Aber: der Aufenthalt dort ist immer unangenehm gewesen. Ich mag das Geschäftsgebaren von Facebook nicht. Ich mag das völlig altertümliche Design von Facebook nicht. Seit Facebook WhatsApp gekauft hat und seitdem klar ist, dass es zwischen diesen Diensten (fast möchte man sagen: natürlich) eine Datenweitergabe gibt, wird auch das Thema Datenschutz bei Facebook immer drängender. Ich hab in dem Kontext wieder wie ein Don Quichote bei meinen WhatsApp Kontakten für andere Messenger (Telegram, Wire, Threema, Signal…) geworben, aber das bringt vielleicht ein paar Freunde dazu, die mit ins digitale Arsenal aufzunehmen. WhatsApp (und damit Facebook) bleibt aber dominant und damit notwendig (wie ich da wegkommen soll, weiß ich auch noch nicht).

So richtig übel wird mir aber seit Pegida, AfD und Trump. Facebook ist eine politische Kloake geworden. Es ist nicht mehr möglich, in Kommentare von Posts außerhalb des Freundeskreises zu sehen, ohne dass einem schlecht wird und man an der Menschheit verzweifeln möchte. Eine Zeitlang dachte ich, dass das Waten und Blicken in diese Kloake letztlich notwendig ist, dass man dort sein muss, um Flagge zu zeigen, vielleicht auch um zu agitieren, zu überzeugen. Aber dem ist nicht so. Die Blasen bei Facebook sind nicht zu durchdringen, wer dort beleidigen, pöbeln, hetzen, hassen und Menschen bedrohen will, wird das tun. Er/Sie wird das tun, weil FB ein riesiger Resonanzboden für Unverstand und Unreflektiertheit ist, und weil sich zeigt, dass dieser Resonanzboden zunehmend in die politische Praxis wirkt. Ich weiß nicht, wie man das ändern soll. Facebook müsste natürlich erheblich mehr kontrollieren und sperren. Aber das ist letztlich auch nur der Kampf gegen die Hydra.

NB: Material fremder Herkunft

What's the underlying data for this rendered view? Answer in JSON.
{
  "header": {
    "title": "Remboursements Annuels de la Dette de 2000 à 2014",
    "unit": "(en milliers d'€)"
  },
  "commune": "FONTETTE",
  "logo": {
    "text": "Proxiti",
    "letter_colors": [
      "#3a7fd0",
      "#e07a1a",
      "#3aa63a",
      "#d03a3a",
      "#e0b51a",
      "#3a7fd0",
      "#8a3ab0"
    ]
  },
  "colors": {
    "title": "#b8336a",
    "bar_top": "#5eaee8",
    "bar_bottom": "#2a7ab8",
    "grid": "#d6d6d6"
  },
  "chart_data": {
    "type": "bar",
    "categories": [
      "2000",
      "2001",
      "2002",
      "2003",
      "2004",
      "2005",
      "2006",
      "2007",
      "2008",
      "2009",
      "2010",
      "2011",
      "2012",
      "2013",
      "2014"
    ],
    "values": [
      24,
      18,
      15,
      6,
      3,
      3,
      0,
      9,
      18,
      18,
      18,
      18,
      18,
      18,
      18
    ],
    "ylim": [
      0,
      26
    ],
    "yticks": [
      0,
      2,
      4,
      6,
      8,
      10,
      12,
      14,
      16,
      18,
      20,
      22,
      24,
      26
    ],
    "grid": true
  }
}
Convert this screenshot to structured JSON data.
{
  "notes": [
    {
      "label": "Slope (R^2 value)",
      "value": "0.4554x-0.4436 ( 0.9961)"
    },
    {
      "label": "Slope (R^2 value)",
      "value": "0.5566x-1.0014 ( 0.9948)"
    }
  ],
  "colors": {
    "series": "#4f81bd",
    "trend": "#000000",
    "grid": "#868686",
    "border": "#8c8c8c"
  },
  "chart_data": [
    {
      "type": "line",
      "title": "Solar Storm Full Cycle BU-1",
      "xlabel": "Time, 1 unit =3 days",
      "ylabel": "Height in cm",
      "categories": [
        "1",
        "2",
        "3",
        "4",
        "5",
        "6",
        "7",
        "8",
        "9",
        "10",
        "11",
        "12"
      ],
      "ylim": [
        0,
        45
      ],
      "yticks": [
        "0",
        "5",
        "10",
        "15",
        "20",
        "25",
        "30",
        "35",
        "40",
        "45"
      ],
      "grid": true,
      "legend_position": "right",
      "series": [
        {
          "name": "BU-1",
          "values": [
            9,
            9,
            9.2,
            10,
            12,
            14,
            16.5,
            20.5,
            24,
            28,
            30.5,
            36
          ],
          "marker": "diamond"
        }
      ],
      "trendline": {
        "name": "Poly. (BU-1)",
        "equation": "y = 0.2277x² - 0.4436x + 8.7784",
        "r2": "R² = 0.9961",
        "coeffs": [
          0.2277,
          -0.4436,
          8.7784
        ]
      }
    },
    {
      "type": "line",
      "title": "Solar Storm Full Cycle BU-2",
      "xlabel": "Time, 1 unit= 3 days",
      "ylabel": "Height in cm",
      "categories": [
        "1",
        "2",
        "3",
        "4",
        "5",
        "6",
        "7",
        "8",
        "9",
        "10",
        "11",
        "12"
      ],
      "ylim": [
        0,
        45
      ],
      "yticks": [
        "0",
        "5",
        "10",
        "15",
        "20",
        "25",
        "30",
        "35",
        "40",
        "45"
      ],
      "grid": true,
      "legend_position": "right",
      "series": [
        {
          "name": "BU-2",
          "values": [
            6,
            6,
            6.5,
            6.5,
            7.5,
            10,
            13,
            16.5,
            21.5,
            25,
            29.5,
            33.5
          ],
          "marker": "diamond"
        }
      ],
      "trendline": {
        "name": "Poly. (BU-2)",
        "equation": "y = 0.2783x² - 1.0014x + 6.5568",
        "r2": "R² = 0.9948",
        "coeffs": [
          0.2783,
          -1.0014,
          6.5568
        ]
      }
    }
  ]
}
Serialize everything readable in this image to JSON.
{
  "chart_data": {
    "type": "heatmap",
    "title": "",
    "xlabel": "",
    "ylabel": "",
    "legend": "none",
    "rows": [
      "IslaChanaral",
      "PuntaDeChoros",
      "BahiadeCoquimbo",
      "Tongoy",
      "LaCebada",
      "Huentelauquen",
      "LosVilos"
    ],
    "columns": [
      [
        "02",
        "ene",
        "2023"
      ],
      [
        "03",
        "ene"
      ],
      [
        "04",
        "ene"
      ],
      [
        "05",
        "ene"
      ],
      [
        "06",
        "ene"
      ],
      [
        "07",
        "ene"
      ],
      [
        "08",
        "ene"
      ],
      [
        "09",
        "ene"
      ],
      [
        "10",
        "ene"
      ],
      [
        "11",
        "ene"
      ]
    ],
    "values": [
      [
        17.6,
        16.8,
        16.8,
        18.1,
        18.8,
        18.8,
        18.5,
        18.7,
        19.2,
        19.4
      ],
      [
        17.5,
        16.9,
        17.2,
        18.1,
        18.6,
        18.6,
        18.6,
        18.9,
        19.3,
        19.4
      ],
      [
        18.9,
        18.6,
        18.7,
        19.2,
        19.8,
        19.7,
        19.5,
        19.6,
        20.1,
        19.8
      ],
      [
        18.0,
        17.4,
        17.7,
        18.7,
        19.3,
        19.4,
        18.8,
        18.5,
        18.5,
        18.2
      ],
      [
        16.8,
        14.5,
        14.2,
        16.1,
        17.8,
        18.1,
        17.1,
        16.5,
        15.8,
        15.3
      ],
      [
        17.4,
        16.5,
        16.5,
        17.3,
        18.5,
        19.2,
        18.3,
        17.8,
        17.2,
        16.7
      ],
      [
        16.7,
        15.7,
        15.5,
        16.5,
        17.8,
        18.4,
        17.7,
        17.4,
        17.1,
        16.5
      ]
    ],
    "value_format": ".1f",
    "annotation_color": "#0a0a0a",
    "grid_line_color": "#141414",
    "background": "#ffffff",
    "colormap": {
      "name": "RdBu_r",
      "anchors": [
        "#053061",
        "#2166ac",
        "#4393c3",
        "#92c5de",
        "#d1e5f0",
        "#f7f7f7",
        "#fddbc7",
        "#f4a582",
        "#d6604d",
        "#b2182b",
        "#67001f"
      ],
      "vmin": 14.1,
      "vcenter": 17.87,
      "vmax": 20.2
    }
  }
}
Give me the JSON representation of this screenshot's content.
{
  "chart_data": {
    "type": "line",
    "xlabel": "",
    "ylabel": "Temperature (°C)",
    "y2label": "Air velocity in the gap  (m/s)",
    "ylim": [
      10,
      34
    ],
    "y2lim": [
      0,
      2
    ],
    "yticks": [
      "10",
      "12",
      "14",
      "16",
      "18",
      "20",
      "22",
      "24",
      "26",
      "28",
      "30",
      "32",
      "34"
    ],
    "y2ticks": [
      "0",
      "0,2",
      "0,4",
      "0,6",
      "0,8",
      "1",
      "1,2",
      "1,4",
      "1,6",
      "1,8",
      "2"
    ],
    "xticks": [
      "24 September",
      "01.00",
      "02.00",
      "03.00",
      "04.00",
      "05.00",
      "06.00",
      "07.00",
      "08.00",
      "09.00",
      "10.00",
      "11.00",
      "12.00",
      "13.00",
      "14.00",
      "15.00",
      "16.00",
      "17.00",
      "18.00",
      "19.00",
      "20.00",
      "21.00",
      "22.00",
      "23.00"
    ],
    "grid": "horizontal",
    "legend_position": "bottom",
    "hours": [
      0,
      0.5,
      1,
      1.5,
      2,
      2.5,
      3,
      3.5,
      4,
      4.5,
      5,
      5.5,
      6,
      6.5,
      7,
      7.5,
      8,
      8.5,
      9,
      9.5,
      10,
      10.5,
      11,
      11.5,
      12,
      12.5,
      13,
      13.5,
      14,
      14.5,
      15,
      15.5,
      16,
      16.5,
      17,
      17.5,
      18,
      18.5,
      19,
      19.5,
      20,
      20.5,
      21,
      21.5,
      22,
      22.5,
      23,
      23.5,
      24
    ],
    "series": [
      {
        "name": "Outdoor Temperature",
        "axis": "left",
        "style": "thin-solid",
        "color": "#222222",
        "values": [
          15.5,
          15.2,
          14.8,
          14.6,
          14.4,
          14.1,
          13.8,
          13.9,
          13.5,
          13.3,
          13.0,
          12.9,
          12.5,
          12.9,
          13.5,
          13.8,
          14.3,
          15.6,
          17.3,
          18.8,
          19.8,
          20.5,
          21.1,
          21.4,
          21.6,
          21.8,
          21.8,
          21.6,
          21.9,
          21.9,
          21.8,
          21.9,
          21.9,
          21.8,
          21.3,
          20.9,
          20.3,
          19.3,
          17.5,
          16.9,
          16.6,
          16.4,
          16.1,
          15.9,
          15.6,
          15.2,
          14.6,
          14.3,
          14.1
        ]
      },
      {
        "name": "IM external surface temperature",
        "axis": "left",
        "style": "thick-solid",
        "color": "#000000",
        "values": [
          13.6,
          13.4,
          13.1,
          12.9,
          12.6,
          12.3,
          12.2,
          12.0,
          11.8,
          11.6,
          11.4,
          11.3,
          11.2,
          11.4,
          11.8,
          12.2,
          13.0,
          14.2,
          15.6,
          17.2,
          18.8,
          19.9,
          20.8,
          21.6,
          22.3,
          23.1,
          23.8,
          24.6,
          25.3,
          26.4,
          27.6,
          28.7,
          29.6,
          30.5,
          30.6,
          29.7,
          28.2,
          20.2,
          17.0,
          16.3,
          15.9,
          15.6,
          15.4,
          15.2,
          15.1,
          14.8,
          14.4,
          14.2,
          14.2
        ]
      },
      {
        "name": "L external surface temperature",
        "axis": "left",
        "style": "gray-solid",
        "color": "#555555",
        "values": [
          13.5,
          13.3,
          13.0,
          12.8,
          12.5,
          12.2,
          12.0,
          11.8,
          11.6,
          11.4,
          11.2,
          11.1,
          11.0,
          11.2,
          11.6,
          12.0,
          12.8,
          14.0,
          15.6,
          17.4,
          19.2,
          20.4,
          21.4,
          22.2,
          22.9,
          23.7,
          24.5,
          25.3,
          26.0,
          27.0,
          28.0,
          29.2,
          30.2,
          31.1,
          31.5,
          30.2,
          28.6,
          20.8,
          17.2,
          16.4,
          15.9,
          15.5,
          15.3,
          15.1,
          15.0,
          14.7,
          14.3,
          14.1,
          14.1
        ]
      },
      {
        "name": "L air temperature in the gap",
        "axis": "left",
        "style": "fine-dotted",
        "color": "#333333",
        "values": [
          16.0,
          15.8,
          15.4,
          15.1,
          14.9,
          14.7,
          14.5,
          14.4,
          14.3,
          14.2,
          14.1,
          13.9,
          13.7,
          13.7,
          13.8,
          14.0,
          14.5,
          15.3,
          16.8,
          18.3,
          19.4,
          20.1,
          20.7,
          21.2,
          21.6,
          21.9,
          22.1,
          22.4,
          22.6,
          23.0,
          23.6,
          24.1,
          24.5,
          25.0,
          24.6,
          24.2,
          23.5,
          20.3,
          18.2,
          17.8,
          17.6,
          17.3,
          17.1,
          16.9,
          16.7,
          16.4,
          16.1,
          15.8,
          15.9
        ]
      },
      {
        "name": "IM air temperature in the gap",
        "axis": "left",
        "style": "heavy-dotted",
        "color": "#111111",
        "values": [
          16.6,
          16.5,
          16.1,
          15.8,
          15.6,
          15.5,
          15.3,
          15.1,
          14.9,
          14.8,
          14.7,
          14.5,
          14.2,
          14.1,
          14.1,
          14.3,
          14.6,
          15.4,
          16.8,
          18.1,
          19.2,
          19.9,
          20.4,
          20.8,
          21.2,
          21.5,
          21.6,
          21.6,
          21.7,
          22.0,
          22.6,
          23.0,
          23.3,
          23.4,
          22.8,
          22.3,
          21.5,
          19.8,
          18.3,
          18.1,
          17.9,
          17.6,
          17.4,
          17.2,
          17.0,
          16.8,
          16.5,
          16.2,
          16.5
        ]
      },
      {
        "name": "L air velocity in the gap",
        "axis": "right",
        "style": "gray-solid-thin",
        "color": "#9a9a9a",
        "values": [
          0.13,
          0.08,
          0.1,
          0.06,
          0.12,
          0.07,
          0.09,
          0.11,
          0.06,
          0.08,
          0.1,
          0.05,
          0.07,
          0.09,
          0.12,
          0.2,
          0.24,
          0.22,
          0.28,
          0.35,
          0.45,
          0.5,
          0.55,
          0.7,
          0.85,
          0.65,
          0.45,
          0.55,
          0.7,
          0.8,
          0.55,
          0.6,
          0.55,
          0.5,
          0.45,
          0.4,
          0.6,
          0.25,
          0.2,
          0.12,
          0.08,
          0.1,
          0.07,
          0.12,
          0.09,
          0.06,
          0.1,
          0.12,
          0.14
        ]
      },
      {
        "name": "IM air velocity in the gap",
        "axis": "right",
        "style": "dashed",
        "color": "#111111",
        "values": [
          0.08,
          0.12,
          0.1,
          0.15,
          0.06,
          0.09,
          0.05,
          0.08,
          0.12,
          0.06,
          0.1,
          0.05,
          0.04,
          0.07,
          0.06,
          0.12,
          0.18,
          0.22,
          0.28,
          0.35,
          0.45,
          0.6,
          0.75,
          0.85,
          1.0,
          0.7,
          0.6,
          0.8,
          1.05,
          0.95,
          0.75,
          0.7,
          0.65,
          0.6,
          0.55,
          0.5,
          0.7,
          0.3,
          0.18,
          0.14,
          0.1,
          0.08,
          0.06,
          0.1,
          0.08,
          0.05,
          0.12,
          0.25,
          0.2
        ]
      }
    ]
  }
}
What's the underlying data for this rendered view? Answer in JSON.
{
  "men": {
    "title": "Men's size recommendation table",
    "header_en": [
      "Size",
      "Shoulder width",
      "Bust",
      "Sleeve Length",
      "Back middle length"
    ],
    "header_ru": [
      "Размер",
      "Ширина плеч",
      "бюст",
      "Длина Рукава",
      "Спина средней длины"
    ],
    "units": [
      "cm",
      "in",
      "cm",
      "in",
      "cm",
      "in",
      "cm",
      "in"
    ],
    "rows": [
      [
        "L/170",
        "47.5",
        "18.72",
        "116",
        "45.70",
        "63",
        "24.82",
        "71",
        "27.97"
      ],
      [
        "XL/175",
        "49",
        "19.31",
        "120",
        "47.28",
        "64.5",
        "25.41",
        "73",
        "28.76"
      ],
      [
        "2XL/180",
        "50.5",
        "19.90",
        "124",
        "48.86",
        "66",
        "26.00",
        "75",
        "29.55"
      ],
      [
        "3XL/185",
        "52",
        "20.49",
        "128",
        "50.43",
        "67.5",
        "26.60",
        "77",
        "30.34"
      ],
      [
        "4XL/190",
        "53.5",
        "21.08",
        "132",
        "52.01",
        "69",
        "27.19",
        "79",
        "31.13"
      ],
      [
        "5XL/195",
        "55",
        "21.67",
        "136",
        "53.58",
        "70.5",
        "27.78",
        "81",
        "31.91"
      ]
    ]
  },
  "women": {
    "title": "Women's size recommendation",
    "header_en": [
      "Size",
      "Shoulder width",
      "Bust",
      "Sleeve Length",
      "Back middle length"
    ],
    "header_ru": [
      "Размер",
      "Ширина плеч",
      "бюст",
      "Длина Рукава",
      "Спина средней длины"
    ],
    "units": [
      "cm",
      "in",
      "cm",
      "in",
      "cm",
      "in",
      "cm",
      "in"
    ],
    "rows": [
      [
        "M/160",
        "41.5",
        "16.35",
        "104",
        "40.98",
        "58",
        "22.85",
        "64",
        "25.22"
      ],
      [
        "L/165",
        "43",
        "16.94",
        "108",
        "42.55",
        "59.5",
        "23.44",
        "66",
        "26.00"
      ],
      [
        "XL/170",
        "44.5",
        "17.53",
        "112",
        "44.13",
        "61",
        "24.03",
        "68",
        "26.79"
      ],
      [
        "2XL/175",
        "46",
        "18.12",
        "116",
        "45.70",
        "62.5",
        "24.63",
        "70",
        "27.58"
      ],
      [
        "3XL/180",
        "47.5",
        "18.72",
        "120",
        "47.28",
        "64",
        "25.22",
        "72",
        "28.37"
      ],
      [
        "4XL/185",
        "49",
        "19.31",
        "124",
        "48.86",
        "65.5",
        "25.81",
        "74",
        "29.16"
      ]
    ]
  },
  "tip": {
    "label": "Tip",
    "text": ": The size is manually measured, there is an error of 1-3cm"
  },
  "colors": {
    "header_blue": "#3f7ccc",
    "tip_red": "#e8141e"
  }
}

Jedenfalls hab ich persönlich schlicht keine Lust, Motivation und Zeit mehr, mich auf dieser Plattform aufzuhalten. Es ist Zeitverschwendung, es ist Unterstützung von gesellschaftlichen und politischen Entwicklungen, die extrem gefährlich sind. Wir alle, die diese Entwicklungen aufhalten wollen, werden uns wieder in die knallharten politischen Auseinandersetzungen auf der Straße, in den persönlichen Gesprächen, in den Schulen und Kindergärten der Kinder, am Arbeitsplatz, in den Parteien, den Gewerkschaften, NGOs, beim Bäcker begeben müssen. Positioniert euch, zeigt euch, und zwar auch außerhalb eurer digitalen Blase.

Ich werde meinen Facebook-Account Ende der Woche löschen (wenn ihr alle diesen Post gelesen und geliked habt ;-). Natürlich ist einem dabei auch mulmig, und einige würden sowas vielleicht als digitalen oder sozialen Selbstmord empfinden. Ich empfinde es gerade eher als notwendige persönliche und politische Hygienemaßnahme.